Le carnaval ? C’est une suite de bals qui se déroulent en différents endroits de la ville. Les plus importants sont le bal des Mille et Une Nuits (qui a lieu aujourd’hui), celui du Copacabana et le bal municipal. Nous voici dans la foule, parmi les costumes les plus délirants que j’aie jamais vus. Chaque Brésilien économise pendant toute l’année pour se confectionner un costume somptueux. Le bruit est assourdissant. Des centaines de haut-parleurs diffusent dans toutes les rues des sambas à puissance quasi insoutenable. Et voici le défilé des écoles de samba.
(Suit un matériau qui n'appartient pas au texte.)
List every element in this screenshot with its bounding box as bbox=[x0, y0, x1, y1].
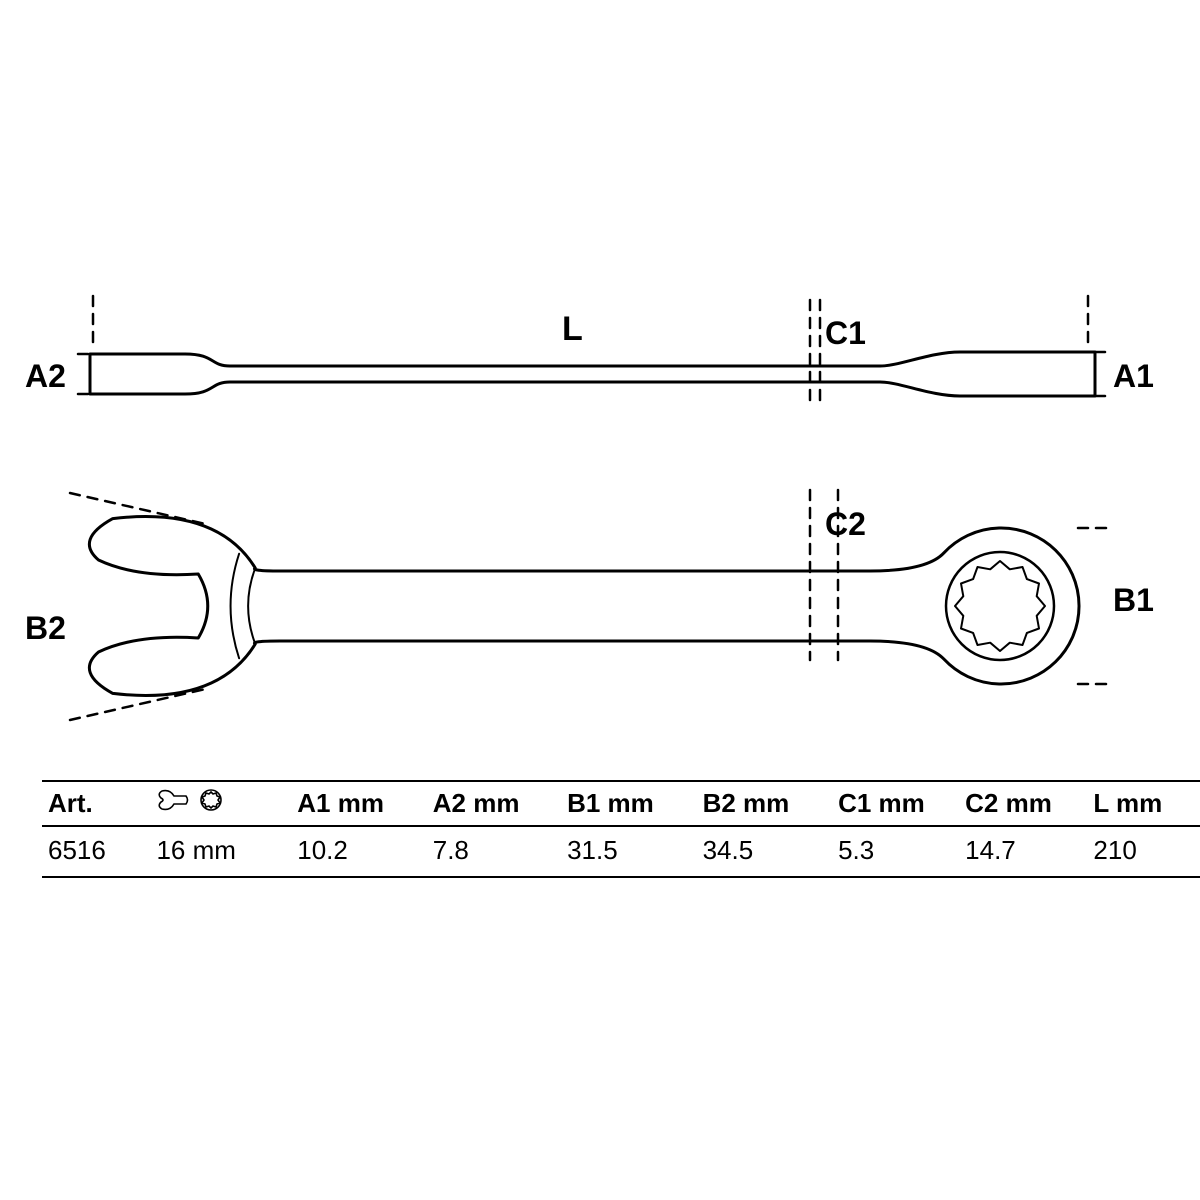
dim-label-C2: C2 bbox=[825, 506, 866, 543]
cell-A1: 10.2 bbox=[291, 826, 427, 877]
cell-size: 16 mm bbox=[150, 826, 291, 877]
cell-B2: 34.5 bbox=[697, 826, 833, 877]
col-header: B2 mm bbox=[697, 781, 833, 826]
col-header: A1 mm bbox=[291, 781, 427, 826]
cell-B1: 31.5 bbox=[561, 826, 697, 877]
cell-C1: 5.3 bbox=[832, 826, 959, 877]
wrench-open-icon bbox=[156, 788, 190, 812]
spec-table: Art. A1 mmA2 mmB1 mmB2 mmC1 mmC2 mmL mm … bbox=[42, 780, 1200, 878]
dim-label-B2: B2 bbox=[25, 610, 66, 647]
cell-A2: 7.8 bbox=[427, 826, 561, 877]
col-header: A2 mm bbox=[427, 781, 561, 826]
dim-label-C1: C1 bbox=[825, 315, 866, 352]
col-header: C1 mm bbox=[832, 781, 959, 826]
col-header: C2 mm bbox=[959, 781, 1087, 826]
technical-drawing bbox=[0, 0, 1200, 770]
col-header bbox=[150, 781, 291, 826]
dim-label-A1: A1 bbox=[1113, 358, 1154, 395]
dim-label-A2: A2 bbox=[25, 358, 66, 395]
col-header: L mm bbox=[1087, 781, 1200, 826]
col-header: Art. bbox=[42, 781, 150, 826]
col-header: B1 mm bbox=[561, 781, 697, 826]
dim-label-B1: B1 bbox=[1113, 582, 1154, 619]
cell-L: 210 bbox=[1087, 826, 1200, 877]
cell-C2: 14.7 bbox=[959, 826, 1087, 877]
cell-art: 6516 bbox=[42, 826, 150, 877]
wrench-ring-icon bbox=[198, 788, 224, 812]
dim-label-L: L bbox=[562, 310, 583, 349]
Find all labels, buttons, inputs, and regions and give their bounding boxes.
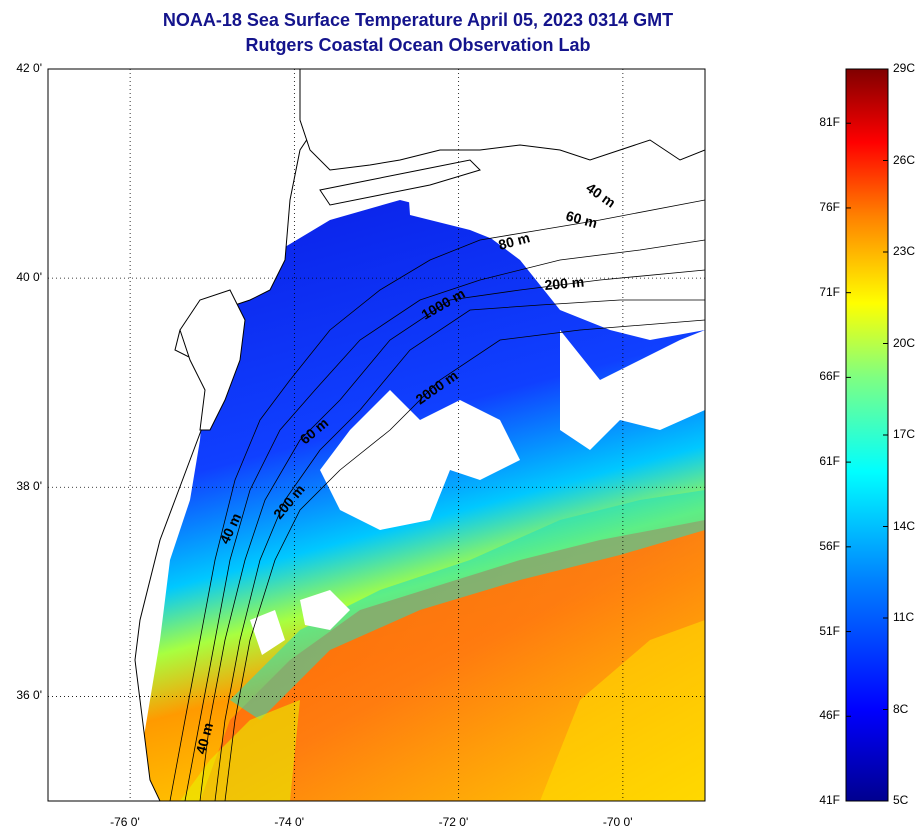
colorbar-label-fahrenheit: 66F <box>819 369 840 384</box>
lat-tick-label: 38 0' <box>16 479 42 494</box>
colorbar-label-fahrenheit: 46F <box>819 708 840 723</box>
front-zone <box>230 490 705 720</box>
contour-label-60m-ne: 60 m <box>564 207 599 231</box>
colorbar-label-fahrenheit: 76F <box>819 199 840 214</box>
cloud-patch-1 <box>300 590 350 630</box>
long-island <box>319 159 481 206</box>
colorbar-label-celsius: 23C <box>893 244 916 258</box>
colorbar-label-fahrenheit: 51F <box>819 623 840 638</box>
lat-tick-label: 42 0' <box>16 61 42 75</box>
colorbar-label-fahrenheit: 56F <box>819 538 840 553</box>
cloud-patch-2 <box>250 610 285 655</box>
lon-tick-label: -72 0' <box>438 815 469 829</box>
contour-label-200m-ne: 200 m <box>544 274 585 293</box>
offshore-yellow <box>540 620 705 801</box>
colorbar-label-celsius: 5C <box>893 793 909 807</box>
colorbar-ticks <box>846 68 888 802</box>
colorbar <box>845 68 889 802</box>
delmarva <box>179 289 246 431</box>
colorbar-label-celsius: 14C <box>893 518 916 533</box>
cloud-east <box>560 330 705 450</box>
map-subtitle: Rutgers Coastal Ocean Observation Lab <box>245 35 591 55</box>
colorbar-label-fahrenheit: 71F <box>819 284 840 299</box>
lat-tick-label: 36 0' <box>16 688 42 703</box>
contour-label-40m-south: 40 m <box>192 721 216 756</box>
lon-tick-label: -76 0' <box>110 815 140 829</box>
cloud-mid <box>320 390 520 530</box>
colorbar-label-fahrenheit: 41F <box>819 793 840 807</box>
colorbar-label-celsius: 8C <box>893 701 909 716</box>
colorbar-label-celsius: 11C <box>893 610 915 624</box>
southwest-yellow <box>180 700 300 801</box>
lon-tick-label: -74 0' <box>274 815 305 829</box>
map-title: NOAA-18 Sea Surface Temperature April 05… <box>162 10 674 30</box>
colorbar-label-fahrenheit: 81F <box>819 115 840 130</box>
bathymetry-contours <box>169 199 705 801</box>
colorbar-label-celsius: 17C <box>893 427 916 441</box>
lat-tick-label: 40 0' <box>16 270 42 285</box>
map-border <box>47 68 706 802</box>
land-newengland <box>299 69 705 171</box>
colorbar-label-celsius: 20C <box>893 335 916 350</box>
colorbar-label-fahrenheit: 61F <box>819 454 840 469</box>
lon-tick-label: -70 0' <box>602 815 633 829</box>
contour-label-80m: 80 m <box>497 229 532 253</box>
colorbar-label-celsius: 29C <box>893 61 916 75</box>
colorbar-label-celsius: 26C <box>893 152 916 167</box>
Il durera trois jours, chaque école comptant trois mille danseurs, vêtus de costumes folkloriques aux couleurs les plus folles. Des enfants, des adultes, tout est mélangé, tout se confond dans la couleur et dans la musique des percussions. Les bals sont gratuits pour les femmes pendant tout le carnaval de Rio. Alors, les hommes se déguisent en femmes pour entrer à l’œil. Cela donne des séances de travestis étonnantes ! A l’intérieur des salles de bals, des milliers de personnes sont entassées, de tous âges, de toutes couleurs, de toutes conditions. Il est difficile de reconnaître des humains sous ces costumes extravagants : grosses dames habillées en papillons multicolores, enfants vêtus en pierrots, jeunes éphèbes fringants comme des princes orientaux, vieux messieurs affublés de paillettes, de cornes de cerf, de masques de sorciers …
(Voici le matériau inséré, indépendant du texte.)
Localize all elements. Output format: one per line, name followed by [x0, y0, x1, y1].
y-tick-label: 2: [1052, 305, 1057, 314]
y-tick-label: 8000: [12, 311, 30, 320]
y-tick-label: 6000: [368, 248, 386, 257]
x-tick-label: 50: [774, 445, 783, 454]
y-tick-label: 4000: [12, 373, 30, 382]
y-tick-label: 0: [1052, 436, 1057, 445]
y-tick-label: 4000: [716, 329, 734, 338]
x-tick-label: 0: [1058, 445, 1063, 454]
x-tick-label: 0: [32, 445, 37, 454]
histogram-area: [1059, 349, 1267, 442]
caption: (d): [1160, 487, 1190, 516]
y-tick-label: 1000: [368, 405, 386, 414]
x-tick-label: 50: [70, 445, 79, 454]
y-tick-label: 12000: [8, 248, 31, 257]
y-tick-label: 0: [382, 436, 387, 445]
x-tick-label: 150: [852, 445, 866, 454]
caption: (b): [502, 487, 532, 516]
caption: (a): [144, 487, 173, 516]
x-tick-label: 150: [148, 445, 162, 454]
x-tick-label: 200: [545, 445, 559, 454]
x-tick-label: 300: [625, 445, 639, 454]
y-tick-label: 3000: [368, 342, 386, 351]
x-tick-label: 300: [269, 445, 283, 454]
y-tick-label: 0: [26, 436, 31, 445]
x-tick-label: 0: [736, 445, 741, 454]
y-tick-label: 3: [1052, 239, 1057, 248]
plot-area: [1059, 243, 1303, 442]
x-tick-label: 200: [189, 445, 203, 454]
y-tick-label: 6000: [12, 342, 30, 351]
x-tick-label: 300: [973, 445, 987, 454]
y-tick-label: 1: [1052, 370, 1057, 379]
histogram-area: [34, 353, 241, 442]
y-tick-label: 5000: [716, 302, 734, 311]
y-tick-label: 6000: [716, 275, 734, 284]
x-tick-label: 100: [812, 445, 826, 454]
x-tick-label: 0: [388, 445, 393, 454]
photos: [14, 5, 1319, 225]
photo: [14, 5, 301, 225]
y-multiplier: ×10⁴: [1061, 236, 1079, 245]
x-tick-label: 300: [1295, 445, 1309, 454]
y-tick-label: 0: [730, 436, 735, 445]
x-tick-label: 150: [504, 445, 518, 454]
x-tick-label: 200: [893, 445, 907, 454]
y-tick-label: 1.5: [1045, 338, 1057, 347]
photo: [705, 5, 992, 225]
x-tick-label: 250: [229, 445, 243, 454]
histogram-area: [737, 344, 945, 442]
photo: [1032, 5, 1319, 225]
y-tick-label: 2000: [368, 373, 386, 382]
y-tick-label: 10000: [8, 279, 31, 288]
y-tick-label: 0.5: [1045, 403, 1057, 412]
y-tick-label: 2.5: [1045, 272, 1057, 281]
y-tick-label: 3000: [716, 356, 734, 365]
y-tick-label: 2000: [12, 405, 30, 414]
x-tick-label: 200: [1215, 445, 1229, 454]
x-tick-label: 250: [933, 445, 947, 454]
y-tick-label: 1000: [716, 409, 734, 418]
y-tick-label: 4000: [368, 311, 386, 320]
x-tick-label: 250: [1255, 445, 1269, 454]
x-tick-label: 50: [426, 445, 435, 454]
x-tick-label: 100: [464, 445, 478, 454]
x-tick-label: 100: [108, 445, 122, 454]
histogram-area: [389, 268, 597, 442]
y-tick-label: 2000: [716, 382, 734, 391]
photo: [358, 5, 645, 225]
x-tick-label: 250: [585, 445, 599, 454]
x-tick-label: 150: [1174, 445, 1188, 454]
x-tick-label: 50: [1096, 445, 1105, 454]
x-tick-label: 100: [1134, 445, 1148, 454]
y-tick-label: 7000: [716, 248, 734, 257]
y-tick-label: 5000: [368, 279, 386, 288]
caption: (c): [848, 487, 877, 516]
L’imagination est comme la foule : piétinée. Je n’avais jamais pensé que le sens de la fête pouvait encore exister à ce point dans une partie du monde. J’en ai pour des mois à ressasser ces souvenirs fous. Pour venir au carnaval de Rio avec Jean-Marie, j’ai dû annuler plusieurs émissions de télévision à Paris. Mais je ne regrette rien ! Ou plutôt si … je regrette que les photos ne puissent être sonores. Car la samba, c’est beaucoup plus que la bossa-nova que nous connaissons. C’est le rythme à fleur de peau, c’est la vie même du carnaval qui demeure, je crois, le plus grand cirque du monde …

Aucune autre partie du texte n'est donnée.